Entre 100 000 et 200 000 morts, et toujours le même système en place avec ses corrompus et ses ordonnateurs de massacres. Comment ne pas accréditer la thèse d’une liquidation programmée ? Les confrères qui se seront jetés sur Habib Souaïdia pour l’abreuver d’injures auront oublié qu’ils se sont parfois fait l’écho de “dépassements” similaires à ceux rapportés par l’auteur de La Sale Guerre. Il est vrai que ces révélations, faites parfois en une, parfois reléguées à la rubrique “Courrier des lecteurs”, obéissaient à des calculs tactiques. On a vu ainsi, à l’occasion d’une visite d’Amnesty International, des journaux rapporter une expédition punitive particulièrement brutale menée par des services de sécurité contre la population. De même qu’au lendemain de la promulgation de la loi sur la “concorde civile” de nombreux journaux ont prêté leurs colonnes aux témoignages de membres des services de sécurité ou de miliciens qui réclamaient de pouvoir eux aussi bénéficier de la grâce présidentielle.

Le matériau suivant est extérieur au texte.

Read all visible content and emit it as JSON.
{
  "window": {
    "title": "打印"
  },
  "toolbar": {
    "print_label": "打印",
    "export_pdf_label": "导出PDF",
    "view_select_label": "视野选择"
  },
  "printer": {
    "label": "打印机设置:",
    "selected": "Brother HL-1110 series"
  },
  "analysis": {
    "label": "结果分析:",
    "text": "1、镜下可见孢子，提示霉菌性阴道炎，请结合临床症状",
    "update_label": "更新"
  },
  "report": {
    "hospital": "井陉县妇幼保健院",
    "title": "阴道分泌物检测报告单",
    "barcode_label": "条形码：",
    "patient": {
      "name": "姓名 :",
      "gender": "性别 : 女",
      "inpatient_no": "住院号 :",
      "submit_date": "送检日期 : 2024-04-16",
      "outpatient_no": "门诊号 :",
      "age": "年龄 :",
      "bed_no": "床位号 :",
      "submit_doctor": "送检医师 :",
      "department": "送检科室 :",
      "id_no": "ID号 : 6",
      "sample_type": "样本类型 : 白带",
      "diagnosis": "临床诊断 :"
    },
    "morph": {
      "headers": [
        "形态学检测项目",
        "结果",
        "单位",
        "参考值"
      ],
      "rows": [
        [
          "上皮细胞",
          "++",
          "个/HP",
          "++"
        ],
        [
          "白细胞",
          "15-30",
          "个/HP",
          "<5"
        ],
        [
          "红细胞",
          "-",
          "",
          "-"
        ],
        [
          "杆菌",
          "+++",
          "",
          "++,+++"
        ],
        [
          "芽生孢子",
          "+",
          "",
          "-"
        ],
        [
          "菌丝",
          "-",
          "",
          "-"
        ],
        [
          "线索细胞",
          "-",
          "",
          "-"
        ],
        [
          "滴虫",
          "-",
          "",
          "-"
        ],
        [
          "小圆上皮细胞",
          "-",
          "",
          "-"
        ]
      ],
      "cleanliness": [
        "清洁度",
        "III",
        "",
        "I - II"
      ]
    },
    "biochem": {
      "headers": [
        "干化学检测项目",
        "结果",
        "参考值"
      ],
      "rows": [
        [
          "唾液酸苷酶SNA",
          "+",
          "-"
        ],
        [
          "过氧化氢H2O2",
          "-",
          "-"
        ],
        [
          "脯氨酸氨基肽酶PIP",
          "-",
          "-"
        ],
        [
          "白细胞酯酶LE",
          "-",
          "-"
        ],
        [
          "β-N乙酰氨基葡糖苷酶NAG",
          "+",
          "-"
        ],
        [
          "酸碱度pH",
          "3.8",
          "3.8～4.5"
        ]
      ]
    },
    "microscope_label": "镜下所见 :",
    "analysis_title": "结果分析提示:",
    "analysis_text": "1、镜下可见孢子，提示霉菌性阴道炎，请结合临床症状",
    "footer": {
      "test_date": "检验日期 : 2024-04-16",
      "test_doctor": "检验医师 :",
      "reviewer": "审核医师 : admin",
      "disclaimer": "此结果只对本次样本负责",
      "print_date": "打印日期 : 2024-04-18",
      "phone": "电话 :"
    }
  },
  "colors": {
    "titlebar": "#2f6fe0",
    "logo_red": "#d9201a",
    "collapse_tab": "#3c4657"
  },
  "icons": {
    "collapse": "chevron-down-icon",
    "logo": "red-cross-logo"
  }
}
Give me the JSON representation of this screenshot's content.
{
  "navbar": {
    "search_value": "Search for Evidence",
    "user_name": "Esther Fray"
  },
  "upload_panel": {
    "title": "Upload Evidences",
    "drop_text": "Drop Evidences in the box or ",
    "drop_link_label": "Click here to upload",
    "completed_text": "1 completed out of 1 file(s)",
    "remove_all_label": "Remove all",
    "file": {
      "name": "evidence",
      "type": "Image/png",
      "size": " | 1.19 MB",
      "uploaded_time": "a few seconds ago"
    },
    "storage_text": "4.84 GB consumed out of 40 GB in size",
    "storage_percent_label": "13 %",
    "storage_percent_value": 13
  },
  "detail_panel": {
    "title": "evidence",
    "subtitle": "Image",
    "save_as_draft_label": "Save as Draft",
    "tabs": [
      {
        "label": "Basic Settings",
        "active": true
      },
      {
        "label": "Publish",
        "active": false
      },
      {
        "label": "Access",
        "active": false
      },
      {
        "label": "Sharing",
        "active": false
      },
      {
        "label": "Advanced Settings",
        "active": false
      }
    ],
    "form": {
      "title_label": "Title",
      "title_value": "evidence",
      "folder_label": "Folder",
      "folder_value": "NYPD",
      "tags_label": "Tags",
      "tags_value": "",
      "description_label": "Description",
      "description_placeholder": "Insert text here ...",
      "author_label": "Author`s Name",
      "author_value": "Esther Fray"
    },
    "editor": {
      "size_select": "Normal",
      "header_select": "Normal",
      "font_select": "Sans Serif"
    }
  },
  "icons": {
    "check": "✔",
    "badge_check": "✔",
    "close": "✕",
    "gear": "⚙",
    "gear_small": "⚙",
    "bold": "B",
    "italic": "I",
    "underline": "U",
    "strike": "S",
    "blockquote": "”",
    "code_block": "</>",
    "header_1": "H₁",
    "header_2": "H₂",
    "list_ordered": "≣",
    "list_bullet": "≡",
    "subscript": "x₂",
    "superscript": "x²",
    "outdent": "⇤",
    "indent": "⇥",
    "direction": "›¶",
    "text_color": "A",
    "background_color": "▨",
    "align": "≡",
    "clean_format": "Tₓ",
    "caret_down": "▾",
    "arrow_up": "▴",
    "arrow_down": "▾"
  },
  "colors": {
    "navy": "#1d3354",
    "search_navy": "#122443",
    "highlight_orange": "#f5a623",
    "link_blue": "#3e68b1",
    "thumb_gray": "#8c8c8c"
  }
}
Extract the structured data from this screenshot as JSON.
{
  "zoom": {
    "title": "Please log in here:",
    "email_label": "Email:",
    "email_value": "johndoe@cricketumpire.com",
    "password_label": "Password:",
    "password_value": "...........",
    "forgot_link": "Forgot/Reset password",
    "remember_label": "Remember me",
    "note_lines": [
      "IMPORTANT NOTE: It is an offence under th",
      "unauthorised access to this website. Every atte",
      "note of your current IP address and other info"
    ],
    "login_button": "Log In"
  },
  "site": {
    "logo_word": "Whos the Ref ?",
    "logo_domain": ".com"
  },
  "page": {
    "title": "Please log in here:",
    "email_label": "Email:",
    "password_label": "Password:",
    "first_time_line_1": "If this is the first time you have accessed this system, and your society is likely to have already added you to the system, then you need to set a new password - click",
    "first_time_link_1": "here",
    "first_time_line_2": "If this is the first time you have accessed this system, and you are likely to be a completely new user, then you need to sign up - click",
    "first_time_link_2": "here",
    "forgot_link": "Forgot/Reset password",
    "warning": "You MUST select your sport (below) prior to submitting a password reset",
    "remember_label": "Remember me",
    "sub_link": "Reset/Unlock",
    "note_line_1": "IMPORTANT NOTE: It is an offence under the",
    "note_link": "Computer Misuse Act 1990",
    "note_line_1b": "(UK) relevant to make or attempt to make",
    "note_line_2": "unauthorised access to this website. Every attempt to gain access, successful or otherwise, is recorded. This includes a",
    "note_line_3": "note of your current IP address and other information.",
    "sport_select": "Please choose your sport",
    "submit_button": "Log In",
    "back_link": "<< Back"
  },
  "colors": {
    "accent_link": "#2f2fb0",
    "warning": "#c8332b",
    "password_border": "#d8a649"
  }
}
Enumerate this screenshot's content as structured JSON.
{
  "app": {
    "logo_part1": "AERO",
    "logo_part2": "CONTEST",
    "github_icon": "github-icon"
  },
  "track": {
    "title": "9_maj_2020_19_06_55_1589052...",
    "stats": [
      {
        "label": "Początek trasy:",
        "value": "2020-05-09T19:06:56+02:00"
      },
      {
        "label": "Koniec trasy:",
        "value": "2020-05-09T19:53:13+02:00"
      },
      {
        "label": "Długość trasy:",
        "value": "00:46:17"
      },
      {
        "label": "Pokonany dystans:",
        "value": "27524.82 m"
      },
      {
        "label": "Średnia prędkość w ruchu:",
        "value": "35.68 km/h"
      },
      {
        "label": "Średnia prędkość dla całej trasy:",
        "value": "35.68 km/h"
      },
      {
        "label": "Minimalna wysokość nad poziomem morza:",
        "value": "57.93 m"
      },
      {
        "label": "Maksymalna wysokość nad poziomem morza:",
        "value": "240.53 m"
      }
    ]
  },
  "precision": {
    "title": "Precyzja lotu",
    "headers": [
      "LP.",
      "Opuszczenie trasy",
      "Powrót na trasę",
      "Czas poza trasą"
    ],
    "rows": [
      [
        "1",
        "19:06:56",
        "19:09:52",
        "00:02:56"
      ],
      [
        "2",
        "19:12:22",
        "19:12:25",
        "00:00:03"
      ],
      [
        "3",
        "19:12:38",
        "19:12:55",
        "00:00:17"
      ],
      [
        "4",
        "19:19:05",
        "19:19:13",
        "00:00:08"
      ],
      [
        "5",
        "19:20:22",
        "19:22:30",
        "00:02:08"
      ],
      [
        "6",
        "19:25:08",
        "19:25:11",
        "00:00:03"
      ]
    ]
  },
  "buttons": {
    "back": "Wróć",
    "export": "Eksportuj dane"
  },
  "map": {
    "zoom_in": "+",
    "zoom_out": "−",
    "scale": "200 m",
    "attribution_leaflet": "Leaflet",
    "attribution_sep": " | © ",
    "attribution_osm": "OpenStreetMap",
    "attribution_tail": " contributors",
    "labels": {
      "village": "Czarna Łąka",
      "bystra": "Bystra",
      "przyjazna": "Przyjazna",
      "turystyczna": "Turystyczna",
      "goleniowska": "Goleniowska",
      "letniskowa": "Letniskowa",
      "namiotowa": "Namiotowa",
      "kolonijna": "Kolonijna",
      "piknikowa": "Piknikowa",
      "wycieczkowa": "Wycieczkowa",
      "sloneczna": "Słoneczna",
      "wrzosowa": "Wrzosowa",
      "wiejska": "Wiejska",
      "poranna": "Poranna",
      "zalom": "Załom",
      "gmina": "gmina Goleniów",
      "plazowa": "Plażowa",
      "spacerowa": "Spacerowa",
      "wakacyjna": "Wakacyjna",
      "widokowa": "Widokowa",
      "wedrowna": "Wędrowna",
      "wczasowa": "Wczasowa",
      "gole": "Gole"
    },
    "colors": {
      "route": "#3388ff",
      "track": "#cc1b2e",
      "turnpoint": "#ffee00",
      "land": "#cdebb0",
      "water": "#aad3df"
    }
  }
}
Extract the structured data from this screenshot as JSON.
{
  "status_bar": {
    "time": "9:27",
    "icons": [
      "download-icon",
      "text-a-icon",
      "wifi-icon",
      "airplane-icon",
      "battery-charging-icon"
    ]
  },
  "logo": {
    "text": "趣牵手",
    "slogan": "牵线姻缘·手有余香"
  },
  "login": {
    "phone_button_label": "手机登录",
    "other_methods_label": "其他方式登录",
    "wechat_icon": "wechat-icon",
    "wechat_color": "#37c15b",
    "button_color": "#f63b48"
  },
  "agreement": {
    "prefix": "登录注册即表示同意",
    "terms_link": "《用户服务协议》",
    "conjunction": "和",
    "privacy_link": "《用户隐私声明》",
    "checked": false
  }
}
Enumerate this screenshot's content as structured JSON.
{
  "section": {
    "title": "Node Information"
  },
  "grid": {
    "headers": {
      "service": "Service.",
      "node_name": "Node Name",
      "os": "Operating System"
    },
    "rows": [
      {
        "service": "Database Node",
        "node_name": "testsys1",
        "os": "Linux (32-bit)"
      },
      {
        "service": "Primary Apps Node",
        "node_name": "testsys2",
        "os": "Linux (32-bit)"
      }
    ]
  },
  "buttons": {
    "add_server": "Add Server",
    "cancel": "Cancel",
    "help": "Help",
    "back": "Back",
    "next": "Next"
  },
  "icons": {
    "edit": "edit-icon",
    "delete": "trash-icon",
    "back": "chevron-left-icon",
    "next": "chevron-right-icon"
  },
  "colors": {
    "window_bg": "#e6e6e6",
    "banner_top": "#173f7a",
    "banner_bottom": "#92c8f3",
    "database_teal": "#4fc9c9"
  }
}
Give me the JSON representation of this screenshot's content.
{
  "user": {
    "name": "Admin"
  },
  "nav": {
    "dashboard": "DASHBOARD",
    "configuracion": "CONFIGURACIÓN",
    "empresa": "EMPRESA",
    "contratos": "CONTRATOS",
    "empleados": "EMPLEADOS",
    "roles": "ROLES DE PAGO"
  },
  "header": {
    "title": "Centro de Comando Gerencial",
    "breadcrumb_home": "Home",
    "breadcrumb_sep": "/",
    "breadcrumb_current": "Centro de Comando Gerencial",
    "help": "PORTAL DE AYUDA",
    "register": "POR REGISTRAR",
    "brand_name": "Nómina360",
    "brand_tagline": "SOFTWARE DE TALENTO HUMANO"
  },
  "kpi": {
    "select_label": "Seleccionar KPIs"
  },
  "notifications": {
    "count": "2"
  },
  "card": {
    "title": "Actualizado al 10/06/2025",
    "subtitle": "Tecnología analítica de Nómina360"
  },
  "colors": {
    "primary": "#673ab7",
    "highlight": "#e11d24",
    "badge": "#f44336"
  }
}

Tout cela, il est vrai, a été servi au lectorat sous la forme de séquences discontinues. On pouvait tour à tour rapporter des exactions commises au nom de l’Etat et accuser de complicité avec le terrorisme tous ceux qui dénonçaient les violations de droits de l’homme. Le crime d’un Habib Souaïdia est d’ordonner les séquences pour donner à lire une sale guerre et non une succession de faits sans liens entre eux. Il appartient désormais aux familles des victimes citées dans le témoignage de se porter partie civile. Tout comme il appartient aux personnes désignées comme coupables de sévices et de crimes de faire preuve de leur innocence ou d’attaquer Souaïdia en diffamation. Quelle que soit la prochaine étape dans cette horrible guerre imposée au peuple algérien, nous y entrons avec le sentiment d’un horrible gâchis et la certitude que la génération des pères fondateurs est définitivement disqualifiée. Reste l’affrontement entre makhzen et gens d’honneur : de quoi nourrir encore une guerre en buvant jusqu’à la lie un héritage empoisonné. Un héritage dicté du temps où l’on étranglait les politiques puis massacrait les maquisards de l’intérieur avant de prendre le pouvoir par la force.